The first allusion to exorcism appears in the Bible, in the youth narratives of David (l Samuel). But while the biblical David seemed to be able to effect a temporary expulsion of Saul’s evil spirit using music, the book of Tobit contains the first explicit description of an (informal) exorcism. Josephus recounts incidents of possession and exorcism in his Antiquities of the Jews (2, 5, 8, 45-48). In his description, exorcism involved burning herbs and immersing the possessed person in water. The New Testament also reports Jesus to have performed numerous exorcisms of demonic spirits in first-century Palestine (Matthew 12; Mark 5, 6, 13; Luke 8).
Although true Christian exorcisms are without a doubt more powerful than those of other religions and there can be only three possibilities as I see it:
- Some are successful and thus God has a hand in it somewhere.
- Non believers are being fooled! Demons may not be able to drive out other demons, but that doesn't mean that *they can't pretend to do so. The Devil is a liar.
- None are successful, which seems to be doubtful.
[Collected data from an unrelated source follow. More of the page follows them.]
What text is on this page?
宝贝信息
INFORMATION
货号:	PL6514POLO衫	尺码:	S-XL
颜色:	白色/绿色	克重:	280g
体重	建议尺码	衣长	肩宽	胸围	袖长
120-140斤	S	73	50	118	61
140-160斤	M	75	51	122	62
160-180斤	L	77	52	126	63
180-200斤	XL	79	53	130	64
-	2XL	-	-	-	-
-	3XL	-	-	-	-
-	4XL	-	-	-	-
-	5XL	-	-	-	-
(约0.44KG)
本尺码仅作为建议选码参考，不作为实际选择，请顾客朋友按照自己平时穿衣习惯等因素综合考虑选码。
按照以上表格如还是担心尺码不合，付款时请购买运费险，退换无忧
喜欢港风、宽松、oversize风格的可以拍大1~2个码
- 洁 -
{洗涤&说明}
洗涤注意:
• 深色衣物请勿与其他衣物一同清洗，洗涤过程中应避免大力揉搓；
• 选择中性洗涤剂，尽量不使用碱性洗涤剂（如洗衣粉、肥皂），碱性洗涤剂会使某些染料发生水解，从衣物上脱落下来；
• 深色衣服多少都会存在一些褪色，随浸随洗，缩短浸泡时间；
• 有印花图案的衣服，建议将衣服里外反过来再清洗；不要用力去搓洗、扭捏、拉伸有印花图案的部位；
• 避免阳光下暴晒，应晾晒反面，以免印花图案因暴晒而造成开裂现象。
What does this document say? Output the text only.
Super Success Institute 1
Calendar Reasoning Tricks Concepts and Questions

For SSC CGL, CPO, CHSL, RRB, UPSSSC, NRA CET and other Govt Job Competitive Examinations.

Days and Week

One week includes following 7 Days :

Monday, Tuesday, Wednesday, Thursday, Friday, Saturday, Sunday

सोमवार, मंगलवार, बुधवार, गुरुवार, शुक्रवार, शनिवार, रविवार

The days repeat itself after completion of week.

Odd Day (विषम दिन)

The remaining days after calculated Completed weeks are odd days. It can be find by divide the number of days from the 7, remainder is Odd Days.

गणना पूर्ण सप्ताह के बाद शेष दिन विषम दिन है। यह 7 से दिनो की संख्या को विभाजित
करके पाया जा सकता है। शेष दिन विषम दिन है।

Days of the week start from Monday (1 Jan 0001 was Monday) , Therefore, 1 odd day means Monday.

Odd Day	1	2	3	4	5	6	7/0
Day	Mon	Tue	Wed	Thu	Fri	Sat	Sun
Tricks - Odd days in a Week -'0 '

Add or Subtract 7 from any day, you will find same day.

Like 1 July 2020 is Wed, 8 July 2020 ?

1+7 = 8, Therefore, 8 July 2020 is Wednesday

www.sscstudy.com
In the book Remembrances of a Journey in Tartary, Tibet, and China (1844-1846), Fr. Évariste Régis Huc, C.M. recounts witnessing several Buddhist exorcisms. Fr. Huc witnessed these exorcisms as a bystander and pointed out the only reason he could think of as to why these exorcisms were successful was because of the good will of some of the holier lamas. As the old phrase goes: God helps those who help themselves.
The book is fascinating and I would recommend it for it’s great missionary value.
Huc's works are written in a lucid, spicy, picturesque style, securing for them an unusual degree of popularity. However, his esteem for Tibetan manners and religion was not welcomed by his Church: "The late Abbé Huc pointed out the similarities between the Buddhist and Roman Catholic ceremonials with such a naïveté, that, to his surprise, he found his delightful 'Travels in Thibet' placed on the 'Index'." - Évariste Régis Huc
Christianity may have better exorcists, but Christianity does not have a monopoly on it! God can work in mysterious ways.